The deer dance, usually held all night, thanks and honors the deer, little brother (maso, little brother deer: saila maso), for coming from its home, the flower world (seyewailo), and letting itself be killed so that people may live. Deer dancers, pahkolam (ritual clowns), wear rattles around their ankles made from butterfly cocoons, honoring the insect world, and rattles from the hooves of deer around their waist, honoring the many deer who have died. The dance is also accompanied by singing and instruments including water drum (representing the deer's heartbeat) and frame drum, rasp (representing the deer's breathing), gourd rattles held by the dancers (honoring the plant world), as well as the flute, fiddle, and frame harp. The pahkolam dance, give sermons, host (providing water, etc.), joke, and put on comedic skits, such as pretending to be coyotes.

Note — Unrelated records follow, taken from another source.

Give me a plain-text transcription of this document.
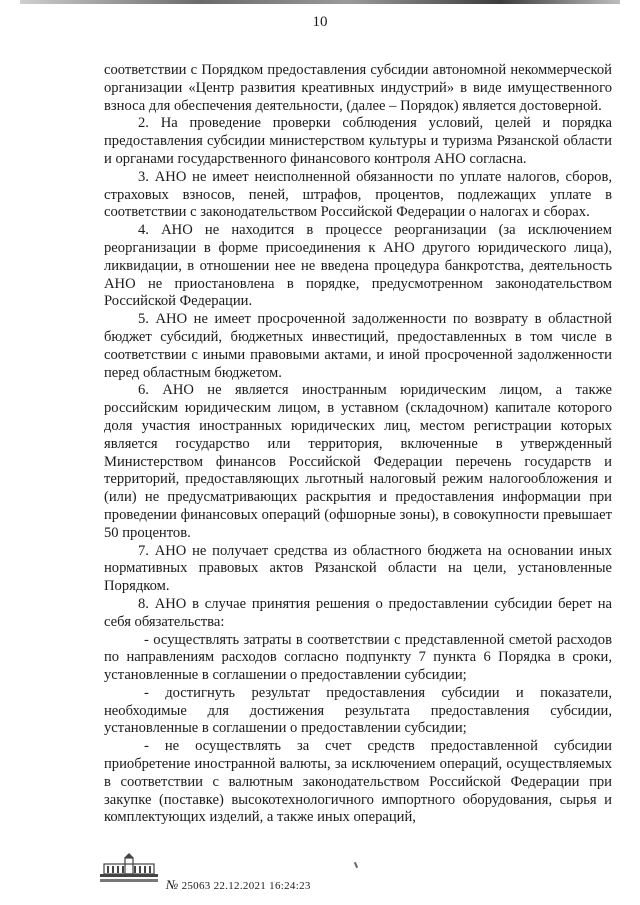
10

соответствии с Порядком предоставления субсидии автономной некоммерческой организации «Центр развития креативных индустрий» в виде имущественного взноса для обеспечения деятельности, (далее – Порядок) является достоверной.

2. На проведение проверки соблюдения условий, целей и порядка предоставления субсидии министерством культуры и туризма Рязанской области и органами государственного финансового контроля АНО согласна.

3. АНО не имеет неисполненной обязанности по уплате налогов, сборов, страховых взносов, пеней, штрафов, процентов, подлежащих уплате в соответствии с законодательством Российской Федерации о налогах и сборах.

4. АНО не находится в процессе реорганизации (за исключением реорганизации в форме присоединения к АНО другого юридического лица), ликвидации, в отношении нее не введена процедура банкротства, деятельность АНО не приостановлена в порядке, предусмотренном законодательством Российской Федерации.

5. АНО не имеет просроченной задолженности по возврату в областной бюджет субсидий, бюджетных инвестиций, предоставленных в том числе в соответствии с иными правовыми актами, и иной просроченной задолженности перед областным бюджетом.

6. АНО не является иностранным юридическим лицом, а также российским юридическим лицом, в уставном (складочном) капитале которого доля участия иностранных юридических лиц, местом регистрации которых является государство или территория, включенные в утвержденный Министерством финансов Российской Федерации перечень государств и территорий, предоставляющих льготный налоговый режим налогообложения и (или) не предусматривающих раскрытия и предоставления информации при проведении финансовых операций (офшорные зоны), в совокупности превышает 50 процентов.

7. АНО не получает средства из областного бюджета на основании иных нормативных правовых актов Рязанской области на цели, установленные Порядком.

8. АНО в случае принятия решения о предоставлении субсидии берет на себя обязательства:

- осуществлять затраты в соответствии с представленной сметой расходов по направлениям расходов согласно подпункту 7 пункта 6 Порядка в сроки, установленные в соглашении о предоставлении субсидии;

- достигнуть результат предоставления субсидии и показатели, необходимые для достижения результата предоставления субсидии, установленные в соглашении о предоставлении субсидии;

- не осуществлять за счет средств предоставленной субсидии приобретение иностранной валюты, за исключением операций, осуществляемых в соответствии с валютным законодательством Российской Федерации при закупке (поставке) высокотехнологичного импортного оборудования, сырья и комплектующих изделий, а также иных операций,

№ 25063 22.12.2021 16:24:23
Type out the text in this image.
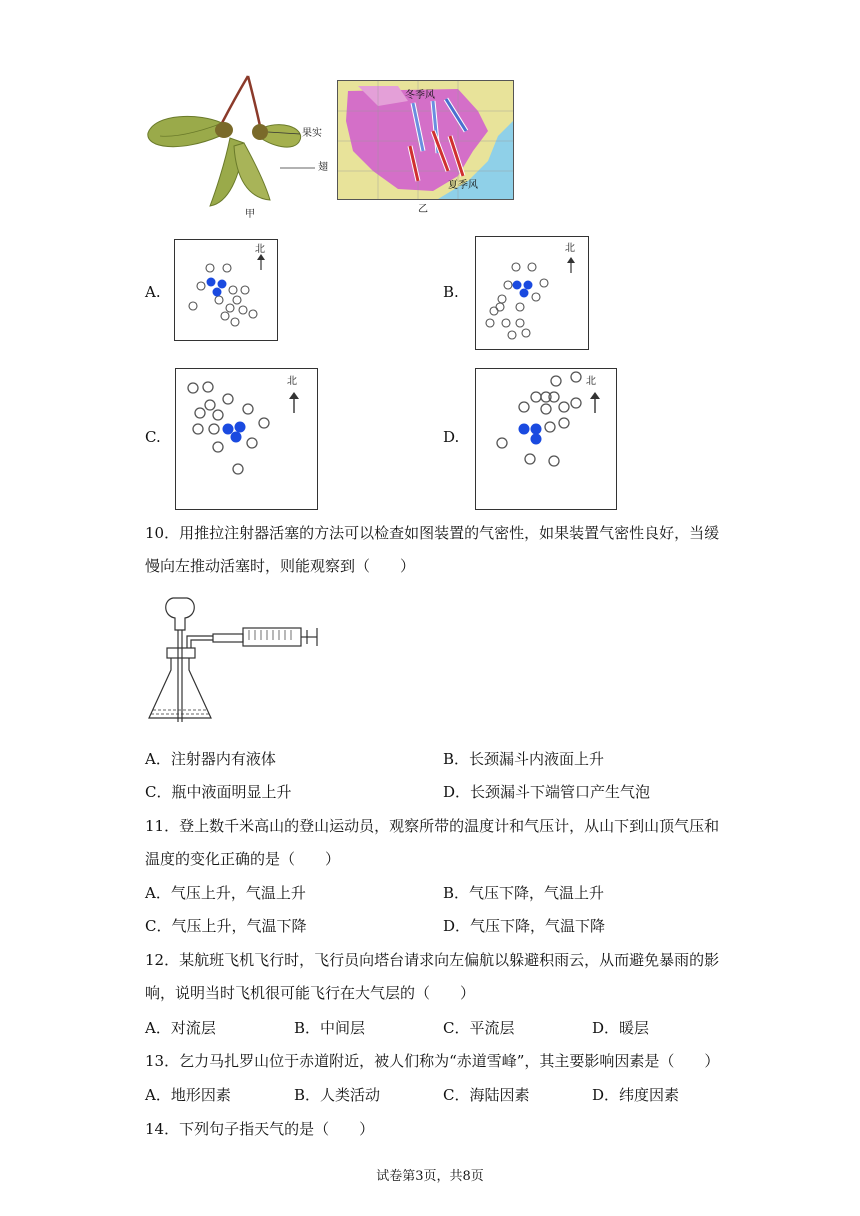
果实
翅
甲
冬季风
夏季风
乙
A.
北
B.
北
C.
北
D.
北
10．用推拉注射器活塞的方法可以检查如图装置的气密性，如果装置气密性良好，当缓
慢向左推动活塞时，则能观察到（　　）
A．注射器内有液体	B．长颈漏斗内液面上升
C．瓶中液面明显上升	D．长颈漏斗下端管口产生气泡
11．登上数千米高山的登山运动员，观察所带的温度计和气压计，从山下到山顶气压和
温度的变化正确的是（　　）
A．气压上升，气温上升	B．气压下降，气温上升
C．气压上升，气温下降	D．气压下降，气温下降
12．某航班飞机飞行时，飞行员向塔台请求向左偏航以躲避积雨云，从而避免暴雨的影
响，说明当时飞机很可能飞行在大气层的（　　）
A．对流层	B．中间层	C．平流层	D．暖层
13．乞力马扎罗山位于赤道附近，被人们称为“赤道雪峰”，其主要影响因素是（　　）
A．地形因素	B．人类活动	C．海陆因素	D．纬度因素
14．下列句子指天气的是（　　）
试卷第3页，共8页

The deer singers (masobwikamem) sing lyrics describing things from nature and which may be seen by the deer. The song lyrics use a way of talking which differs slightly from casual Yaqui and resembles Yaqui elders' speech in some ways, for example syllable repetition (reduplication) such as the use of yeyewe rather than yewe ("play"), or substituting //l// for another phoneme. Deer songs also contain important terms, such as seyewailo, which may be considered archaic. Fairly conventionalized, deer songs consist of two sections, comparable to stanzas, the first (u vat weeme) and the concluding (u tonua) parts: "the first part is sung many times and then the concluding part will fall down there." The conclusion often uses antithesis.